Stanley Black & Decker, Inc. (NYSE:SWK) was in 26 hedge funds’ portfolio at the end of the first quarter of 2013. SWK has seen a decrease in support from the world’s most elite money managers recently. There were 26 hedge funds in our database with SWK holdings at the end of the previous quarter.
At the moment, there are dozens of indicators shareholders can use to track Mr. Market. A duo of the most innovative are hedge fund and insider trading activity. At Insider Monkey, our studies have shown that, historically, those who follow the best picks of the top hedge fund managers can trounce the S&P 500 by a healthy amount (see just how much).
Equally as important, optimistic insider trading sentiment is another way to parse down the marketplace. Just as you’d expect, there are lots of motivations for a corporate insider to drop shares of his or her company, but only one, very clear reason why they would initiate a purchase. Several empirical studies have demonstrated the useful potential of this method if “monkeys” know where to look (learn more here).
Consequently, let’s take a glance at the key action encompassing Stanley Black & Decker, Inc. (NYSE:SWK).
Hedge fund activity in Stanley Black & Decker, Inc. (NYSE:SWK)
At the end of the first quarter, a total of 26 of the hedge funds we track held long positions in this stock, a change of 0% from one quarter earlier. With hedge funds’ positions undergoing their usual ebb and flow, there exists a select group of key hedge fund managers who were upping their stakes substantially.

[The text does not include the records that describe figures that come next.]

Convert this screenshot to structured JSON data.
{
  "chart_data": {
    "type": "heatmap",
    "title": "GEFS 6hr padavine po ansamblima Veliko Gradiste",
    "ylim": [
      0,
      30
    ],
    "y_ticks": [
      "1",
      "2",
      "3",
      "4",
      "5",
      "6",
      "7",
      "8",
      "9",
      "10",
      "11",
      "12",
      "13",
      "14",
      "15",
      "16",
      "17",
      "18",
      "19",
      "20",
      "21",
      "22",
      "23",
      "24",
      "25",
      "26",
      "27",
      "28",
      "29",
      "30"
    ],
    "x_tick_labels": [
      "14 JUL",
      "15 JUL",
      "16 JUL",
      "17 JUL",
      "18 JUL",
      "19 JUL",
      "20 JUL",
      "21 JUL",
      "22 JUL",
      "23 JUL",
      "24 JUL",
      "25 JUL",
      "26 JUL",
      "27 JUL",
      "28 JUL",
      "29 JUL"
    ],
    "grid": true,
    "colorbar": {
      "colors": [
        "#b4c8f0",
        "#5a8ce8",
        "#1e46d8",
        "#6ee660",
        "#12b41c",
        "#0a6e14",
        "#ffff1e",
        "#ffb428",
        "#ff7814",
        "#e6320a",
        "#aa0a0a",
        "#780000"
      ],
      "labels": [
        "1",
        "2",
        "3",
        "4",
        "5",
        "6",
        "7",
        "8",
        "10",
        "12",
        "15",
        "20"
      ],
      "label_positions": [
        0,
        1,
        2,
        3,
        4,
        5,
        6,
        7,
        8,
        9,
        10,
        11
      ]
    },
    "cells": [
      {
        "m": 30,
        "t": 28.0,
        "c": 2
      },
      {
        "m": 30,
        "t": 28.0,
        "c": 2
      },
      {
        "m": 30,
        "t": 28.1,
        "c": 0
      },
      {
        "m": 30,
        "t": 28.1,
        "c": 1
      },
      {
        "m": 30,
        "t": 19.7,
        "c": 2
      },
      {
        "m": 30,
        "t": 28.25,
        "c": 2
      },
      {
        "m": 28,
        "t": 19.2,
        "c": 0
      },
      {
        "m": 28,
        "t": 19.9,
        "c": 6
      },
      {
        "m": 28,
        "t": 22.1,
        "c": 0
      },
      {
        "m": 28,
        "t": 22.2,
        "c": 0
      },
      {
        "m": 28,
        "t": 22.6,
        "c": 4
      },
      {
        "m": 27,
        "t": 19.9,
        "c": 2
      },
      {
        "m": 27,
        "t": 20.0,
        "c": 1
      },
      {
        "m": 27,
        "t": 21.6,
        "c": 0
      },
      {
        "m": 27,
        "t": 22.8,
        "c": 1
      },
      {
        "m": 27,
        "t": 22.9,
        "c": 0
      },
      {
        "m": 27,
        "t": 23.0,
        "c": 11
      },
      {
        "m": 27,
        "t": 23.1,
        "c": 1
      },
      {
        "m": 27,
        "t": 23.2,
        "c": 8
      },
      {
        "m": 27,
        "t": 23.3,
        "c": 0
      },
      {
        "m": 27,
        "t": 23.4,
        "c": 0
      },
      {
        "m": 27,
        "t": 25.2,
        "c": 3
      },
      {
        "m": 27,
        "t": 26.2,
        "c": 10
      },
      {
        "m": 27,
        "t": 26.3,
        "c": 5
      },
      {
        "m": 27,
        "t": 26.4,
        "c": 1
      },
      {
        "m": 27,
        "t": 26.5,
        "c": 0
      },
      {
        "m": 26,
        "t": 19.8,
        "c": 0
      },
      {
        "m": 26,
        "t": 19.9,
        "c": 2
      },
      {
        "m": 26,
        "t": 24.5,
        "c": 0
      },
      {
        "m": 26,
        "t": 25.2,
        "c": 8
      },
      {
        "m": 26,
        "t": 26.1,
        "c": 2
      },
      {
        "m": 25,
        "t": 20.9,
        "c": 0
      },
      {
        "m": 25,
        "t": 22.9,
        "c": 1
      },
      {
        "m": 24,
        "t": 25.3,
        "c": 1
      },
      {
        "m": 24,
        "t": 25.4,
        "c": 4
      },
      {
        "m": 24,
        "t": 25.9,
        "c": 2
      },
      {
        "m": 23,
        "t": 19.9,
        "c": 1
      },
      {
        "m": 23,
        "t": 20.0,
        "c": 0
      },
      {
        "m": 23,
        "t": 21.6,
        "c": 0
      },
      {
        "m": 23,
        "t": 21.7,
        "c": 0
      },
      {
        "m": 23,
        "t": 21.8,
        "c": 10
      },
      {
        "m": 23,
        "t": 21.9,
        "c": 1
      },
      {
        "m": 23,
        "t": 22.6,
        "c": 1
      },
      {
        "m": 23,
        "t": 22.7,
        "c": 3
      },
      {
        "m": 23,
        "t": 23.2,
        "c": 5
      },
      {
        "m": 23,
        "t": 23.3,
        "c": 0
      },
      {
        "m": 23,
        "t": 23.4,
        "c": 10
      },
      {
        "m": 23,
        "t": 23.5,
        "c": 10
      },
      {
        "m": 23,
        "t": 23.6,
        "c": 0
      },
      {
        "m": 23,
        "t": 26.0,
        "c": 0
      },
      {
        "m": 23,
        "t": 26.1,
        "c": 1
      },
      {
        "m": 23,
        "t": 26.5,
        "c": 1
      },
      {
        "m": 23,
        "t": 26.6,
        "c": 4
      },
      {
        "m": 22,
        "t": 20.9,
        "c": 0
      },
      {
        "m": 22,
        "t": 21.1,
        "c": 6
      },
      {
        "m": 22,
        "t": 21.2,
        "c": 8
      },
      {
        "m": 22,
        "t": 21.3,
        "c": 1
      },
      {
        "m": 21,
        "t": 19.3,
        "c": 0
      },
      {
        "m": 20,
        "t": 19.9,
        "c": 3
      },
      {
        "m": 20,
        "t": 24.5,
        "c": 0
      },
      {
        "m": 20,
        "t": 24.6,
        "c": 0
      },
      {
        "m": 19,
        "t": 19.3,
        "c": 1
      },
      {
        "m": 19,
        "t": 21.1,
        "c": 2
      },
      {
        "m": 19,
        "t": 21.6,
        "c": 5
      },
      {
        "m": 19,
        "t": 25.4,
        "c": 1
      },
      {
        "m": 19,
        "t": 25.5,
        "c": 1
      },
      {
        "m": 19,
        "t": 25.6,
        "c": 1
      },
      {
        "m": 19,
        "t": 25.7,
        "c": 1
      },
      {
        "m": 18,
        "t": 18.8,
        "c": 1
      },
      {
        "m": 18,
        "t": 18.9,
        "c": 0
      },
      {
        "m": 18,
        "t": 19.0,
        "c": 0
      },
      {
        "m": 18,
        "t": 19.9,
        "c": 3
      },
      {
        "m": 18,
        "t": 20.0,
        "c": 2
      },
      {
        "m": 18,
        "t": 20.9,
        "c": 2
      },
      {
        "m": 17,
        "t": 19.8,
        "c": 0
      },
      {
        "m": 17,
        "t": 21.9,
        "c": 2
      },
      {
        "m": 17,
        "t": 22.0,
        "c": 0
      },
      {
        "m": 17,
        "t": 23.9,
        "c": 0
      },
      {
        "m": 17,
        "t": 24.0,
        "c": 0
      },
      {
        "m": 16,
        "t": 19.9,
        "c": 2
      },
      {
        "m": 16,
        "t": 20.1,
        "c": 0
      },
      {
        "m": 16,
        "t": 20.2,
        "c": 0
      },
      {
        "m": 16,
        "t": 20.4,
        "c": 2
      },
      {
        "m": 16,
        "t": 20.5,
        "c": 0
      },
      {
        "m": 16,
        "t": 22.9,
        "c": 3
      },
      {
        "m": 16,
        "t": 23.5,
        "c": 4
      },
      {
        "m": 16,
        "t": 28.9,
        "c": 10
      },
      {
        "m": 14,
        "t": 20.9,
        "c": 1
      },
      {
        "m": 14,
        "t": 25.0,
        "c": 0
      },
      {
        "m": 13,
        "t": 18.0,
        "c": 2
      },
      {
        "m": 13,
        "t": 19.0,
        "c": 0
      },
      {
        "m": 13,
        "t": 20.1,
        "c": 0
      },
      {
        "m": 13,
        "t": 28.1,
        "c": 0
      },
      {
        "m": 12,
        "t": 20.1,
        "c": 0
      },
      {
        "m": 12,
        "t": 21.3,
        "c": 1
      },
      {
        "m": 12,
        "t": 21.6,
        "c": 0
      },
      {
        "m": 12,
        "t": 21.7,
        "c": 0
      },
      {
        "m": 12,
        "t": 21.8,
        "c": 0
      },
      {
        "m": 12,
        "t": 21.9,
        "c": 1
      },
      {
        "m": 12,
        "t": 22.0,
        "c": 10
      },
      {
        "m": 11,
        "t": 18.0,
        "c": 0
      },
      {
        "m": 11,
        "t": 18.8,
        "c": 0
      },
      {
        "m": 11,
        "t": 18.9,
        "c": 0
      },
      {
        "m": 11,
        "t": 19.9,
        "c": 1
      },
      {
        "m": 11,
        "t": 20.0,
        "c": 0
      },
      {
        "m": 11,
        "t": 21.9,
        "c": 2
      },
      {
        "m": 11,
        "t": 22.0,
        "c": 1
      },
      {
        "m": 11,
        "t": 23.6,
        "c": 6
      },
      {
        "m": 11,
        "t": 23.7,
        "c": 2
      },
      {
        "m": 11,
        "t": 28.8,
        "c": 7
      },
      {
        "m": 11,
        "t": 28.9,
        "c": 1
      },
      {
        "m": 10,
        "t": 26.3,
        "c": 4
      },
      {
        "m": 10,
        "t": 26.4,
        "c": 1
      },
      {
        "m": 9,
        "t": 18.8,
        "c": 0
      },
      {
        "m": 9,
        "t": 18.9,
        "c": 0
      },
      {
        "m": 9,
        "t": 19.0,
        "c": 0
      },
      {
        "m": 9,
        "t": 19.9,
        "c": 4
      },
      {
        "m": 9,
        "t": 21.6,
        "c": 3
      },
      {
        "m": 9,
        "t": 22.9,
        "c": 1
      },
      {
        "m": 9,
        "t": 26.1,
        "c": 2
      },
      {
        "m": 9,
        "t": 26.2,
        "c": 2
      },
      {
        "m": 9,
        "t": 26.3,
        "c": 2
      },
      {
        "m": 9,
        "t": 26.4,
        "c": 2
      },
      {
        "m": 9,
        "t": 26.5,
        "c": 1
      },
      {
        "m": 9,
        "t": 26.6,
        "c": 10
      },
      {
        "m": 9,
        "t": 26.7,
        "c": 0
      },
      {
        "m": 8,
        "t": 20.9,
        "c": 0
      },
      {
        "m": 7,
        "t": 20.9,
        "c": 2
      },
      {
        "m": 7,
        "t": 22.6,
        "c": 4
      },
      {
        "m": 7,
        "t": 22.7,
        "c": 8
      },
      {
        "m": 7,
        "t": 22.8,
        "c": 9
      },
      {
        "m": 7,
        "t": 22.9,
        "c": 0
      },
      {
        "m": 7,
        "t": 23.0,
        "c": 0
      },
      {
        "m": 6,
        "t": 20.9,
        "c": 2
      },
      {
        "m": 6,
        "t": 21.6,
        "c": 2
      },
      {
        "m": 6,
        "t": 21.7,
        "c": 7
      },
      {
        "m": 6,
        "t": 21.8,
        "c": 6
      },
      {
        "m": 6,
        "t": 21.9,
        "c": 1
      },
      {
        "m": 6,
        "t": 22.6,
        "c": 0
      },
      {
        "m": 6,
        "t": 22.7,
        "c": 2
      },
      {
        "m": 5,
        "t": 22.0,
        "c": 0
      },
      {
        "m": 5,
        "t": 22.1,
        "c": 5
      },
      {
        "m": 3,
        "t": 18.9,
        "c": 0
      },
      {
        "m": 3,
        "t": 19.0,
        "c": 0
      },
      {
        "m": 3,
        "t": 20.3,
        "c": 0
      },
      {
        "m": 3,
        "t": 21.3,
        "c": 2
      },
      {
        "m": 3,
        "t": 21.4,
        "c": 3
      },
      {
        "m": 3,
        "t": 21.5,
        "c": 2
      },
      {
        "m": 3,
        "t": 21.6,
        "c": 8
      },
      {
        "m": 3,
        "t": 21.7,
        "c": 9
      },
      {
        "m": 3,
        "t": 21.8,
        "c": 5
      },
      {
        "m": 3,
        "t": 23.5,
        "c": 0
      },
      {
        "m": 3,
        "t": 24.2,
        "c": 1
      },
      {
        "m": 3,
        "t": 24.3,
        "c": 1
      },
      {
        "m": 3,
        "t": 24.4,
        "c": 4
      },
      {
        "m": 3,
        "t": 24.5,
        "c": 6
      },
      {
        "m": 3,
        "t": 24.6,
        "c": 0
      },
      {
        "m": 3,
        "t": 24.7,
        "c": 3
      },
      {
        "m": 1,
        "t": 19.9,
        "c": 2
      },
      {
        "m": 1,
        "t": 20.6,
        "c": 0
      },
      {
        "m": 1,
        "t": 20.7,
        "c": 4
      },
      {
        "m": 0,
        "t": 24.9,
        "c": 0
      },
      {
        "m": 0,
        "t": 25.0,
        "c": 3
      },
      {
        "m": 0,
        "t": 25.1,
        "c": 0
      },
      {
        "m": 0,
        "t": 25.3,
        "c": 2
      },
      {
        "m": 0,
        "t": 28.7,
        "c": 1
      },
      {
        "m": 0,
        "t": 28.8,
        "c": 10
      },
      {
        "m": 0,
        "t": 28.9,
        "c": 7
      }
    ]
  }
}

When looking at the hedgies we track, Ken Griffin’s Citadel Investment Group had the most valuable position in Stanley Black & Decker, Inc. (NYSE:SWK), worth close to $138.6 million, comprising 0.2% of its total 13F portfolio. Sitting at the No. 2 spot is Ariel Investments, managed by John W. Rogers, which held a $55 million position; the fund has 0.9% of its 13F portfolio invested in the stock. Other hedge funds that are bullish include Martin D. Sass’s MD Sass, Daniel S. Och’s OZ Management and Crispin Odey’s Odey Asset Management Group.
Due to the fact that Stanley Black & Decker, Inc. (NYSE:SWK) has witnessed a declination in interest from the smart money, it’s easy to see that there were a few fund managers who were dropping their positions entirely last quarter. It’s worth mentioning that Dmitry Balyasny’s Balyasny Asset Management said goodbye to the biggest investment of the “upper crust” of funds we key on, totaling close to $16.1 million in stock.. Richard Breeden’s fund, Breeden Capital Management, also cut its stock, about $15.5 million worth. These bearish behaviors are intriguing to say the least, as total hedge fund interest stayed the same (this is a bearish signal in our experience).
How are insiders trading Stanley Black & Decker, Inc. (NYSE:SWK)?
Insider buying is particularly usable when the company in question has experienced transactions within the past six months. Over the latest half-year time period, Stanley Black & Decker, Inc. (NYSE:SWK) has seen 1 unique insiders purchasing, and 17 insider sales (see the details of insider trades here).
Let’s also review hedge fund and insider activity in other stocks similar to Stanley Black & Decker, Inc. (NYSE:SWK). These stocks are Proto Labs Inc (NYSE:PRLB), Kennametal Inc. (NYSE:KMT), MRC Global Inc (NYSE:MRC), and The Timken Company (NYSE:TKR). This group of stocks are in the machine tools & accessories industry and their market caps match SWK’s market cap.